Aira melirik pada Saga yang terlihat enggan menjawab. gadis itu tersenyum ramah lalu menjawab pertanyaan Haris. "Saga yang ngajakin ke sini."
Reres menatap Aira, gadis itu terlihat terpaksa. Saga pasti memaksanya untuk datang kemari. "Mbak Aira mau pesan sesuatu?"
"Gue mau--"
"Gue enggak tanya lo ya, diem!" ketus Rere memotong ucapan Saga.
Tentu saja apa yang dilakukan Reres membuat Aira terkejut karena gadis itu berani melawan Saga. Sementara Haris tahan senyum, hal seperti ini sudah biasa terjadi dan memang Reres sering sekali seperti itu ketika mereka bersama di Bali. Tentu saja Reres melakukan saat jam kerja nya telah selesai.
Saga melirik sahabatnya itu kesal beberapa hari ini gadis bertubuh gemuk itu sukses membuat ia kesal setengah mati. Dan kini ia membuat harga dirinya hancur di depan Aiea?
"Mbak Aira mau apa?" tanya Reres seraya mengangkat tangannya memanggil pelayan.
"Aku udah makan, minum aja mungkin ya,' jawab Aira sopan.
Saga melirik Reres ia tau kalau Reres kesal dan memang tujuannya untuk membuat Reres kesal karena telah membuat ia kesal.
"Kamu mau apa Ga?" tanya Aira setelah ada pelayan yang mengantarkan menu.
"Milkshake dingin, rasa coklat." Saga menjawab seraya melirik Reres yang tak peduli.
"Milkshake?" tanya Aira coba mengulangi apa yang ia dengar.
Reres tadinya mau tak peduli dan tetap menyantap makanannya. Ia kemudian melirik pada Saga, lalu beralih ke Aira. "Jangan Mbak, Saga alergi laktosa."
Mendengar Reres mengatakan itu buat Saga tahan senyum entah kenapa ini jadi menarik sekali baginya. Haris jelas melihat itu, ia kemudian melirik pada Reres yang terlihat menahan amarahnya.
"Ah gitu, jadi kamu mau apa Ga?" tanya Aira lagi.

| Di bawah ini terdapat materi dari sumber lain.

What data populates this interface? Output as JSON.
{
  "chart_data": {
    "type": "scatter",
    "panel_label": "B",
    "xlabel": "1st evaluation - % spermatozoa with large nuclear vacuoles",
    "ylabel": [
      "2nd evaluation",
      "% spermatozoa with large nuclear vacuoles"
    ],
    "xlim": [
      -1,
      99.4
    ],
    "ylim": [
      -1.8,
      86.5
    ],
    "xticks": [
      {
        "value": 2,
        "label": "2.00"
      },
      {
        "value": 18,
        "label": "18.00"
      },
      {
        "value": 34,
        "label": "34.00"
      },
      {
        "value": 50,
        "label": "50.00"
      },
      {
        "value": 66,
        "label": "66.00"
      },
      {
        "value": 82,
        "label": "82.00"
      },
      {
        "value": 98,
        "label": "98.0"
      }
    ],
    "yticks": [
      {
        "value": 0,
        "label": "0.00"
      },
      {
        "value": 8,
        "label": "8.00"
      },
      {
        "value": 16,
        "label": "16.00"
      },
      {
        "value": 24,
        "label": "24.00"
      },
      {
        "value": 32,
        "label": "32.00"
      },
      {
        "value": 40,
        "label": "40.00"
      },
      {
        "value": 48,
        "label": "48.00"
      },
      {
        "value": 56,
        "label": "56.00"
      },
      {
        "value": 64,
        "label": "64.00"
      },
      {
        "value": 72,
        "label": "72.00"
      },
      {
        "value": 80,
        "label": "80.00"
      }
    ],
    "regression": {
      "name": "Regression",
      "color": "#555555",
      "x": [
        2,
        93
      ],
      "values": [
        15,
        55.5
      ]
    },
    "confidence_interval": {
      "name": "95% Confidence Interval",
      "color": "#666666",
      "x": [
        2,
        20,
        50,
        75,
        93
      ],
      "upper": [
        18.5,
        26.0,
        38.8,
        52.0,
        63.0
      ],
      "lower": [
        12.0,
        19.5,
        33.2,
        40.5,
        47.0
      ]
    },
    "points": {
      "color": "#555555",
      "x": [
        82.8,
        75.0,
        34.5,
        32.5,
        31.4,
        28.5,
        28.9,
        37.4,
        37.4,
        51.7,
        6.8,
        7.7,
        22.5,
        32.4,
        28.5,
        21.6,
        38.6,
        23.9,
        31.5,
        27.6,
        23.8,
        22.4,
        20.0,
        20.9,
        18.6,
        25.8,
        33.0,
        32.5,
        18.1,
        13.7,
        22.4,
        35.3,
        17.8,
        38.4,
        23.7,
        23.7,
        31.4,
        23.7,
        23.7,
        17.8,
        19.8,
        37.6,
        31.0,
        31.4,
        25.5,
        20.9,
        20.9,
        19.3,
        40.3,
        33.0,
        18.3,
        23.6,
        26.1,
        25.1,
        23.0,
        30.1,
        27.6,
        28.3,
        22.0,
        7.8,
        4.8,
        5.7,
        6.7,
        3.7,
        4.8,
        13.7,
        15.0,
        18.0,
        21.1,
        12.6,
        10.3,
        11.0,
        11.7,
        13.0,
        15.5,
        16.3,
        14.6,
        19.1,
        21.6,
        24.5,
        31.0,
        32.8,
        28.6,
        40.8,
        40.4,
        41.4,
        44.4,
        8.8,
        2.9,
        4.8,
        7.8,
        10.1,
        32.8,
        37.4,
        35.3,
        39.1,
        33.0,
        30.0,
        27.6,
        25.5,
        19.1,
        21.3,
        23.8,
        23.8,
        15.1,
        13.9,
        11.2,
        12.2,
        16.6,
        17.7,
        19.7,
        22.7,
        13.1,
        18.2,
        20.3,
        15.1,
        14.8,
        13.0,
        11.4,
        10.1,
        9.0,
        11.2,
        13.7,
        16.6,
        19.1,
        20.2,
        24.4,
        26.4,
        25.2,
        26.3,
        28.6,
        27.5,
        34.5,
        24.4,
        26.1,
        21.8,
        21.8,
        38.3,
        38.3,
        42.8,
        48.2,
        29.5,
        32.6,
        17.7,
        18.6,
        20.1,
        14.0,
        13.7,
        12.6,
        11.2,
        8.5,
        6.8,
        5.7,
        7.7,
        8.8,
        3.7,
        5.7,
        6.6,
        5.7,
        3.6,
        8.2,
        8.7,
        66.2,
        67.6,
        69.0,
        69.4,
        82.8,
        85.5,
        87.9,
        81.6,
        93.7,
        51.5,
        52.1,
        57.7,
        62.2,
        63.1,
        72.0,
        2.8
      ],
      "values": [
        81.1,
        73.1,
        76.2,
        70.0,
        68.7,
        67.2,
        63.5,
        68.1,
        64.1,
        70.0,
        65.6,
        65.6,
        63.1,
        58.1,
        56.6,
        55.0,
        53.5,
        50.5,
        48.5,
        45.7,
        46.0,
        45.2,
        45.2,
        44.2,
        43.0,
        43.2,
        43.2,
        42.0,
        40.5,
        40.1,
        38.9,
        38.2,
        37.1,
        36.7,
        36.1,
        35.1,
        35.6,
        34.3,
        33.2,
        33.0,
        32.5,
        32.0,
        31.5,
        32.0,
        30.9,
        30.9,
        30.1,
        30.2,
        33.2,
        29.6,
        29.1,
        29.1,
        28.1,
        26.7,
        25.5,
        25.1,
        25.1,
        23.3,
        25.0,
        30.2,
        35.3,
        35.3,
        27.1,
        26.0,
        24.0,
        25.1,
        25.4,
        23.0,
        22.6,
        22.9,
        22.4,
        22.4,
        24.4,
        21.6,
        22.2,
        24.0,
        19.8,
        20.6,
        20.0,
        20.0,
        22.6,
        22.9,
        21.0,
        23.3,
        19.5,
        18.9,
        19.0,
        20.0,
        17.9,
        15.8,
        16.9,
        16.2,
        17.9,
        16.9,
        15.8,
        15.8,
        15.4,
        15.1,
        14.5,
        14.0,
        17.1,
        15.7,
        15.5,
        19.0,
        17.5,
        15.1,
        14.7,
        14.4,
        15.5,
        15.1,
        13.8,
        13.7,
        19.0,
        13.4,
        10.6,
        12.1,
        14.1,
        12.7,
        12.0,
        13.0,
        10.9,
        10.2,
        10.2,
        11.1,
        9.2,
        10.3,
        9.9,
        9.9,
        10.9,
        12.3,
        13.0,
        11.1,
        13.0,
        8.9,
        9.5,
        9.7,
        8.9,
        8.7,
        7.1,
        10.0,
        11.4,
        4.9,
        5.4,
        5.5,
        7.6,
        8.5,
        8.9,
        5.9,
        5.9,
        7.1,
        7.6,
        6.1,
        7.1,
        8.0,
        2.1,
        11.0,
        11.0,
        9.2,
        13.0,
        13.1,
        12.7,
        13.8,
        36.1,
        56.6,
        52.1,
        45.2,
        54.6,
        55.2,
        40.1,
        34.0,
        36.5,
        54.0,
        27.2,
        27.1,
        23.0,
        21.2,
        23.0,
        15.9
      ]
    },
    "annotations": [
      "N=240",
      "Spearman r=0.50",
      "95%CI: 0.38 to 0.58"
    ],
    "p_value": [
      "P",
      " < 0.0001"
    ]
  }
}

"Jus alpukat tanpa skm cokelat, sedikit gula." Jawab Reres dan Saga bersamaan.
Reres semakin kesal, ia kemudian melirik pada Aira yang jelas juga merasa kesal dengan apa yang terjadi barusan. Reres lalu melirik Haris menunjukan kalau ia kesal dengan hal ini. Haris tersenyum, seolah ia mengatakan tak apa-apa. Ia lalu memegang tangan Reres dan menepuk-nepuknya. Mereka tak sadar kalau Saga kini memerhatikan itu. ia menghela napas, lalu memalingkan wajahnya.